LETTERS

 

Community participation in health care

 

 

Morshed Chowdhury

Dr Morshed Chowdhury, Public Health Specialist, House 3 Road 14, Sector 3, Uttara Model Town, Dhaka 1230 Bangladesh (email: morshed@sparkbd.net)

 

 

Editor — I agree, but only in part, with the views expressed in the editorial "Community participation in health impact assessment: intuitively appealing but practically difficult" (1). The authors have considered many important issues relating to community participation, such as democratic processes, community empowerment, and top-down professionally-led exercises. Since the Alma-Ata declaration, the Government of Bangladesh has made community participation a priority but in reality, the community plays a negligible role in selecting priorities and in planning, monitoring and evaluating services because community participation is usually initiated under the guidance of a government authority.

The political situation in Bangladesh is feudal and authoritarian and we have found that community participation is difficult for a number of reasons. Although community participation is important, motivating community members to participate in health care is not an easy task. Generally, community members will participate if the health problem is important to them. Professional decision-makers control the health-care system, and they do not respect the wisdom and knowledge that the community can provide. Therefore, equity is not maintained, so-called community participation is controlled by the wealthy, and priorities identified are based on the needs of the wealthy and powerful.

At the local level, community participation in Bangladesh involves donation of land, building materials and cost-sharing; participation in the delivery of services, such as the National Immunization Day programme; and construction of clinics by volunteers who provide free labour. As a rule, the people of the area are forced to pay indirectly via the loss of a day's income. Many people feel that health care is not a priority, but will participate in the health impact assessment (HIA) process if they can be involved from the planning stage through to the later stages of implementation, monitoring and finally, evaluation of services.

Sustaining productive voluntary work at the village level is a large problem. Community leadership is dominated by members of the ruling political party, and changes in national-level politics affect volunteers, whose ranks are being filled by the political cadres of the new ruling party. When the ruling party changes, those who have been community leaders may be persecuted and have to flee their village.

Most economic activity in Bangladesh is city-centred, and young men and women leave rural communities, lured by the prospect of better earnings, rarely returning permanently to their own communities. Few educated young men and women are willing to assume the traditional professions practised by their parents and, consequently, villages do not profit from their knowledge and skills. This pattern results in a continuous loss of young volunteers from the villages. Consequently, the work experience cycle is broken and the motivation level of villagers declines.

Since The World Bank, Asian Development Bank (ADB), USAID and other international agencies became involved in health-care services, hundreds of smaller nongovernmental organizations (NGOs) have ceased operations in Bangladesh. Tenders advertised by donors specify that financial and working capacity are key to their operations, and it is normally only the larger NGOs that fulfil these criteria. The projects sponsored by international donors have destroyed people's initiative and sense of community participation by allowing the needs of the community to be decided by the donors. Decisions are made without adequately considering the community's expectations and financial capacity; and the utilization of funds, whether they are grants or loans, is guided by international agencies.

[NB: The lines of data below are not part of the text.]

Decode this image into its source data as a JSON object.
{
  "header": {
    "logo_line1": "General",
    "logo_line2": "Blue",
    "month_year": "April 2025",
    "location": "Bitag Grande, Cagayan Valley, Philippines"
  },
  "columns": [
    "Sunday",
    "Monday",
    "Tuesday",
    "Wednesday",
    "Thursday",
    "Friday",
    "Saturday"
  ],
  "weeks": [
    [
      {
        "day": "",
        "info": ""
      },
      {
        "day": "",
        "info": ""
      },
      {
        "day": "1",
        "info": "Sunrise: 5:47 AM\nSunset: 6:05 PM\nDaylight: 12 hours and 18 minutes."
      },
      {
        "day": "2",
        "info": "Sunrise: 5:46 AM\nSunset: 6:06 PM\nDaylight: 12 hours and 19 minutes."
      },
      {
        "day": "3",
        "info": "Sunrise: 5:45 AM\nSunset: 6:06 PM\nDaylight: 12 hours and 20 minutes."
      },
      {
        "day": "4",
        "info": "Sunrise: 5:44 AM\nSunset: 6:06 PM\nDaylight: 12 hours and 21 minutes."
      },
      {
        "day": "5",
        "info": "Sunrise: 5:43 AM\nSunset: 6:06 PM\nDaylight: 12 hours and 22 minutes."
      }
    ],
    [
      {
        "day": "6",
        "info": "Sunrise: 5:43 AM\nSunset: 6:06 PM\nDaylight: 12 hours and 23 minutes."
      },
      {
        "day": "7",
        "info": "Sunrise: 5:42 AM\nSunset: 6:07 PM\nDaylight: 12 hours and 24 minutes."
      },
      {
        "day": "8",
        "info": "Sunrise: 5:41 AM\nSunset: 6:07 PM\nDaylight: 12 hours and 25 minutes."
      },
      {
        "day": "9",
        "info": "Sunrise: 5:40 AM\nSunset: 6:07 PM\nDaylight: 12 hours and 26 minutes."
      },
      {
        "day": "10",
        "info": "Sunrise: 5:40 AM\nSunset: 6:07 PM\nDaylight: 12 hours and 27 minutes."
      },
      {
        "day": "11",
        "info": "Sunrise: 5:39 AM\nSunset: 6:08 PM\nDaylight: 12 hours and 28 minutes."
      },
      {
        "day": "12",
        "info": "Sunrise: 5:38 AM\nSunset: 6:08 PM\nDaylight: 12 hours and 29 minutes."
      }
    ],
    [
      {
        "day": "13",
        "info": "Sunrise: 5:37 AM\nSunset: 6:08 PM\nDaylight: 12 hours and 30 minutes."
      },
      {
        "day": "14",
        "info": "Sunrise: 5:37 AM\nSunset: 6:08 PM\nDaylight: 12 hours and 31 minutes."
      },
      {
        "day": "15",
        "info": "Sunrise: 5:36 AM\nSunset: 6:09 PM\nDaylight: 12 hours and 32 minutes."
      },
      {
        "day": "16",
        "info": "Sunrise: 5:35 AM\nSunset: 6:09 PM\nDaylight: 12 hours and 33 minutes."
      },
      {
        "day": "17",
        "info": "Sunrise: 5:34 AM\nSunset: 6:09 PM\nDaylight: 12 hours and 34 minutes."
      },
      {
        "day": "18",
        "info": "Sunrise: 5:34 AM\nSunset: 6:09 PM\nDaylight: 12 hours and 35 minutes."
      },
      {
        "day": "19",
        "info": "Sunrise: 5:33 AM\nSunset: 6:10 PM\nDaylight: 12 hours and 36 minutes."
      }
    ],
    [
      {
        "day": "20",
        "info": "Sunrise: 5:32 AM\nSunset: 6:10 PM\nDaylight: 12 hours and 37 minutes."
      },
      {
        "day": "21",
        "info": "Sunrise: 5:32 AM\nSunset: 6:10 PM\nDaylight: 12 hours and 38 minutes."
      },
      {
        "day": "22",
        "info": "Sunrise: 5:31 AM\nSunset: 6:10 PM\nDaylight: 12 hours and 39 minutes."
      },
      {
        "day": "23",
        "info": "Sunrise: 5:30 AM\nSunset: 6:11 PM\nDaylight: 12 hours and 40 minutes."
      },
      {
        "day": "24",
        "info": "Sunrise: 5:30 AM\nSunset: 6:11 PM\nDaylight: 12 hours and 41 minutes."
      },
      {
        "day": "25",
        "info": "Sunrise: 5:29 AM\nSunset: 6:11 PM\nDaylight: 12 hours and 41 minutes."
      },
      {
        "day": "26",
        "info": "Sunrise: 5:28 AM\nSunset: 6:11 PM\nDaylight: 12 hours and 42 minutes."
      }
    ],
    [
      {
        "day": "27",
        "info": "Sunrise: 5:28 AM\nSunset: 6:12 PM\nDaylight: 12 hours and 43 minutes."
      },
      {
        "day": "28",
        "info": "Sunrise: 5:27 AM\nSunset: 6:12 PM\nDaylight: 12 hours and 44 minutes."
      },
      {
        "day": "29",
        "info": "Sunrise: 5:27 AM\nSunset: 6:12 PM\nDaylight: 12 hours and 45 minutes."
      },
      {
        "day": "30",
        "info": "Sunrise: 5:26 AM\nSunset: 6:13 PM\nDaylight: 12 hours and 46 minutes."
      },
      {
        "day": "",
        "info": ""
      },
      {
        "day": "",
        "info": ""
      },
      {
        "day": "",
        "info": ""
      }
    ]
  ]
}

This market-based approach has overshadowed the multi-dimensional actions required to improve health and not merely health-care services. Such a vertical approach neglects other health improvement issues. Moreover, traditional health practices are not taken into consideration and the health programmes become western based and donordriven. So, is community participation a myth rather than a reality?

Conflicts of interest: none declared.

 

1. Parry J, Wright J. Community participation in health impact assessments: intuitively appealing but practically difficult. Bulletin of the World Health Organization 2003;82:388.